Susan represented the tenant at trial in this non-primary residence case. Susan presented thorough evidence to successfully persuade the court that the tenant’s absence from the apartment was “temporary and excusable” on the basis that he was dealing with family matters. Susan successfully defended an appeal by the landlord and the appellate court agreed with Susan’s winning theory, securing a clearer path to victory for tenants who might otherwise be forced to choose between keeping their apartment and taking care of their families. Both the Appellate Term and the Appellate Division affirmed the decision.
In this case, the landlord sued a long-time rent stabilized tenant using concocted nuisance claims. After the trial court dismissed the case for insufficient evidence, Susan wrote the winning brief on appeal convincing the appellate court to uphold the trial court’s finding.
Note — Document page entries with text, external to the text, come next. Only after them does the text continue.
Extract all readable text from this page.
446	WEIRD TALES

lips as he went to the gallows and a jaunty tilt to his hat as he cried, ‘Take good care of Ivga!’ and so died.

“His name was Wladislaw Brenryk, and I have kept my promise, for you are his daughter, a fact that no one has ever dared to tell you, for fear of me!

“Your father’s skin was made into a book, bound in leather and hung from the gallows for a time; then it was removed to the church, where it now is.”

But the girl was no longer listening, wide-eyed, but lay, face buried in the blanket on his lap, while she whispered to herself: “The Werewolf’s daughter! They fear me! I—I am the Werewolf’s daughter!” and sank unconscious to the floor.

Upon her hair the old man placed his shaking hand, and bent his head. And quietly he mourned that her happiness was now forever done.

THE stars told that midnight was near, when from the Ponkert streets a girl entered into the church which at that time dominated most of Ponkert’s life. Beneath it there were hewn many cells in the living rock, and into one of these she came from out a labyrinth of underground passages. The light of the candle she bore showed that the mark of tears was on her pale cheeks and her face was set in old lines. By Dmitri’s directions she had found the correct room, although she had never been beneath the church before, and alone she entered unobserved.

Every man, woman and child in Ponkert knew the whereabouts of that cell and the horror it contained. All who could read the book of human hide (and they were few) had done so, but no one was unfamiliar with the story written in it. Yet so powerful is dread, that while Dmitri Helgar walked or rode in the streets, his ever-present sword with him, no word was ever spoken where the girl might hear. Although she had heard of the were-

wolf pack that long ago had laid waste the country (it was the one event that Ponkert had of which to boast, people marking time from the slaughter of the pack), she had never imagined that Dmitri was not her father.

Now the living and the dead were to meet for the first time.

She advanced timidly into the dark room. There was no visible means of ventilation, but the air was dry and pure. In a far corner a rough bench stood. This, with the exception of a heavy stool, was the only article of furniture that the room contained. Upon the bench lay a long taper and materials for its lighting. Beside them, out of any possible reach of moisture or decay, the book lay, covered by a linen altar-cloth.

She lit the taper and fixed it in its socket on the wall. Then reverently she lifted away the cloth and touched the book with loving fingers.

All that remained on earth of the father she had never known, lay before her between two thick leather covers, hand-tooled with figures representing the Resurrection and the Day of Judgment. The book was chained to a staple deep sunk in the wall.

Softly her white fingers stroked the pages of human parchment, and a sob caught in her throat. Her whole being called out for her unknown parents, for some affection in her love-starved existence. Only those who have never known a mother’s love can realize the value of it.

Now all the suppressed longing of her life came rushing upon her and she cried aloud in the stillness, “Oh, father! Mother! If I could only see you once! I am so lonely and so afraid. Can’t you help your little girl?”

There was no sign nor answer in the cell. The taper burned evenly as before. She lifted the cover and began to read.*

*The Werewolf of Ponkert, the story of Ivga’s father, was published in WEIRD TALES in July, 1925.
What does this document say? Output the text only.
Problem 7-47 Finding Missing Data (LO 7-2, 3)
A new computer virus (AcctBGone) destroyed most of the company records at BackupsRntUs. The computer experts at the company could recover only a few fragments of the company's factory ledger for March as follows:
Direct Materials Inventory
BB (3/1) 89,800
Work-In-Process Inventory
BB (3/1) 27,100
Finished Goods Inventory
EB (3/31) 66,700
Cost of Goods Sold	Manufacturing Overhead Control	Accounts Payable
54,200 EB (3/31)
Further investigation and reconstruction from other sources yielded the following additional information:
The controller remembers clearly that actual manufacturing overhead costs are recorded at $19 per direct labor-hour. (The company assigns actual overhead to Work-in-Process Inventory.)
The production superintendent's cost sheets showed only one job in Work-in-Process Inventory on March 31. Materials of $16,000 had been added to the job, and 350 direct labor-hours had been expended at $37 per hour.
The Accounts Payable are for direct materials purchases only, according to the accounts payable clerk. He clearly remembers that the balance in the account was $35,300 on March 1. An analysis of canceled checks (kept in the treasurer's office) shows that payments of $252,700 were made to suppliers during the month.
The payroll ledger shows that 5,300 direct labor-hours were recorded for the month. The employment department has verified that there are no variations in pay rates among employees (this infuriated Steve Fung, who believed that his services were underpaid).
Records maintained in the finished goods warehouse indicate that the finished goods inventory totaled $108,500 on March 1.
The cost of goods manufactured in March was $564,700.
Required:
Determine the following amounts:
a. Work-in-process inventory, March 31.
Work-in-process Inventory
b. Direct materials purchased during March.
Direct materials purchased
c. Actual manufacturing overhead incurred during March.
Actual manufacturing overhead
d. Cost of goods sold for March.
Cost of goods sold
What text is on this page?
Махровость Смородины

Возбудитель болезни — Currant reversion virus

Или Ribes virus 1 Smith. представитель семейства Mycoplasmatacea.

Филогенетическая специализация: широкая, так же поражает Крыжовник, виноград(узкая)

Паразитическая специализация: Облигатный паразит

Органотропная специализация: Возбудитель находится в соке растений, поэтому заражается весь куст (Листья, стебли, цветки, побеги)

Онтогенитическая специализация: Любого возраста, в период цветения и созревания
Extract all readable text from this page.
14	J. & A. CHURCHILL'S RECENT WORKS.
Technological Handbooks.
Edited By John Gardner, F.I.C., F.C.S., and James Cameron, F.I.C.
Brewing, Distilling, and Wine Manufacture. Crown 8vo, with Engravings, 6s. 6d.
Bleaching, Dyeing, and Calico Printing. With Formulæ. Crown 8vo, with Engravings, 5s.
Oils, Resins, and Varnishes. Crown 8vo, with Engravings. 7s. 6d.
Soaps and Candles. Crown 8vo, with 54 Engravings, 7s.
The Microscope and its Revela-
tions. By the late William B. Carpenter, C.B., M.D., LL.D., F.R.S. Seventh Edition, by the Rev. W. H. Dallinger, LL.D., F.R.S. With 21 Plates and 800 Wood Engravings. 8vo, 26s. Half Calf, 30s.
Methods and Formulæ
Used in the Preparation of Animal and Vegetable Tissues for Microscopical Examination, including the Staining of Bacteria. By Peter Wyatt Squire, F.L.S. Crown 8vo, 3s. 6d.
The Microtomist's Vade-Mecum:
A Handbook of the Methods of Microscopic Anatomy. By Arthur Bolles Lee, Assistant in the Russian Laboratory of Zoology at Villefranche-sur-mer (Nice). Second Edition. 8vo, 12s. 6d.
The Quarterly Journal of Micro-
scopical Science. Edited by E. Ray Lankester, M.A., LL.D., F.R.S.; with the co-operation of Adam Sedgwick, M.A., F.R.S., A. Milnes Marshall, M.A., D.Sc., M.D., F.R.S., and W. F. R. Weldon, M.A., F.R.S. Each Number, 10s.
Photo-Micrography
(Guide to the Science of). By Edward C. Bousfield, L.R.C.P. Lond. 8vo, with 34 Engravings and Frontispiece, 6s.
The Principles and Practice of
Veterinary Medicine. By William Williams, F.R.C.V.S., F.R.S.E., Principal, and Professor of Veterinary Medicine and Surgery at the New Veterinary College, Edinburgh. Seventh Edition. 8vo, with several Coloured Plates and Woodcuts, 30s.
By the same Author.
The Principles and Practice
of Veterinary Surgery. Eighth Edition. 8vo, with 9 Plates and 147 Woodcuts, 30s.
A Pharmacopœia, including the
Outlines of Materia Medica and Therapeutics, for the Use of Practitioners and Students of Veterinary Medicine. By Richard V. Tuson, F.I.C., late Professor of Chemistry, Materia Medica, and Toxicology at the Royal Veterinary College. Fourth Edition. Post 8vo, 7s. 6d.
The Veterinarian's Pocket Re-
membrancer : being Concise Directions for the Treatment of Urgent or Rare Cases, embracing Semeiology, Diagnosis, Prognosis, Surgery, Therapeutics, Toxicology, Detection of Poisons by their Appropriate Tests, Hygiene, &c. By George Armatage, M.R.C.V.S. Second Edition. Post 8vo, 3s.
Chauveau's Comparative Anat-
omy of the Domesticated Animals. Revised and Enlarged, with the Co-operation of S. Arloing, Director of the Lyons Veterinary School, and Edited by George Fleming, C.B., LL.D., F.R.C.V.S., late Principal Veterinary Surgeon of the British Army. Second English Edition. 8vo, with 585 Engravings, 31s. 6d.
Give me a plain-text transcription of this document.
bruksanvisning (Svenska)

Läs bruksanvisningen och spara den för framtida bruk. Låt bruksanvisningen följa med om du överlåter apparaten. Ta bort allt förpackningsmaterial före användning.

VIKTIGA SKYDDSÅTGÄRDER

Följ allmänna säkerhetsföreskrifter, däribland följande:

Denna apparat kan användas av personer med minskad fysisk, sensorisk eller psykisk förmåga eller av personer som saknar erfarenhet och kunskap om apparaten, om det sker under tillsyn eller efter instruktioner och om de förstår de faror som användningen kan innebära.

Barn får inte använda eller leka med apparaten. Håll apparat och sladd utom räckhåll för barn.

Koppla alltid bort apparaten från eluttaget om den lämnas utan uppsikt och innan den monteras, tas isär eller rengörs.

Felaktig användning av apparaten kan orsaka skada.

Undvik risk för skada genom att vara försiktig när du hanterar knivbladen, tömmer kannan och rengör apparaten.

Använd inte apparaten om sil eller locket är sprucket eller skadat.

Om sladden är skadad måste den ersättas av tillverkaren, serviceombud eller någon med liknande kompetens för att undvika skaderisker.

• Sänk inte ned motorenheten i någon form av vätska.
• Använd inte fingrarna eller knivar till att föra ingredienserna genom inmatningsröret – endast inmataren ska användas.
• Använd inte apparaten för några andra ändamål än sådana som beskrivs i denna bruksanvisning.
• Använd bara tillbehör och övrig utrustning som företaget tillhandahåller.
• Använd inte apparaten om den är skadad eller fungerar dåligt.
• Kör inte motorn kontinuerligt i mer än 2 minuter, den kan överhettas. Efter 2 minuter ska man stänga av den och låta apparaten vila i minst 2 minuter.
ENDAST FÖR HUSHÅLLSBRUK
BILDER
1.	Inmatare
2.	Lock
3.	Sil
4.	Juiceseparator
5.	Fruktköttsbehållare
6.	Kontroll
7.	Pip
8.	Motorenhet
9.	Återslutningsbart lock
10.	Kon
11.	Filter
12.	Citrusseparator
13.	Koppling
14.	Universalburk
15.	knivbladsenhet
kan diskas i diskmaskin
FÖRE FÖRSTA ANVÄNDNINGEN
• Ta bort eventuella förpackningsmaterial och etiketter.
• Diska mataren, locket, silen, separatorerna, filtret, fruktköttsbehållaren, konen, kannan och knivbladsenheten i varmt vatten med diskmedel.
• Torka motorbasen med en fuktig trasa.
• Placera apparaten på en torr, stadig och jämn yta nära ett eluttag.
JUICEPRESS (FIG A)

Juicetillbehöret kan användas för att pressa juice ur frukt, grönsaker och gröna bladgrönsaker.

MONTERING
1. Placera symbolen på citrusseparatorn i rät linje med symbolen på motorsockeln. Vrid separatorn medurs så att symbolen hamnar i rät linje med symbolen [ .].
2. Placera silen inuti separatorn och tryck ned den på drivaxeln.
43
Susan intervened on behalf of the tenant in this appeal by the owner of a building who tried to claim a rent increase based upon a purported $13,750 paint job – “paid in cash”. The court agreed with Susan’s analysis and disallowed the increase.
As part of a two-person team, Susan successfully persuaded the Court of Appeals to reject the landlord’s argument that her client’s rent overcharge claim was barred by the statute of limitations. Instead, the Court permitted examination of the entire rental history for the apartment based on the “unrefuted proof of fraud in the record” Susan submitted.
The court granted Susan’s motion for summary judgment on her client’s rent overcharge case based upon extensive proof Susan submitted, including a pattern of wrongdoing by the landlord’s parent company. After this decision, the landlord reduced the rent to $750 per month (from nearly $2,000), completed extensive repairs in the apartment, and paid a lump sum in a confidential amount. The decision is also referenced in this article.
Susan won summary judgment on her client’s rent overcharge claim. Susan’s clients had moved into an apartment they initially thought was not subject to rent regulation. After further investigation, they sued the landlord, won a determination that the apartment was rent stabilized, and got a large rent rollback and lump sum payment.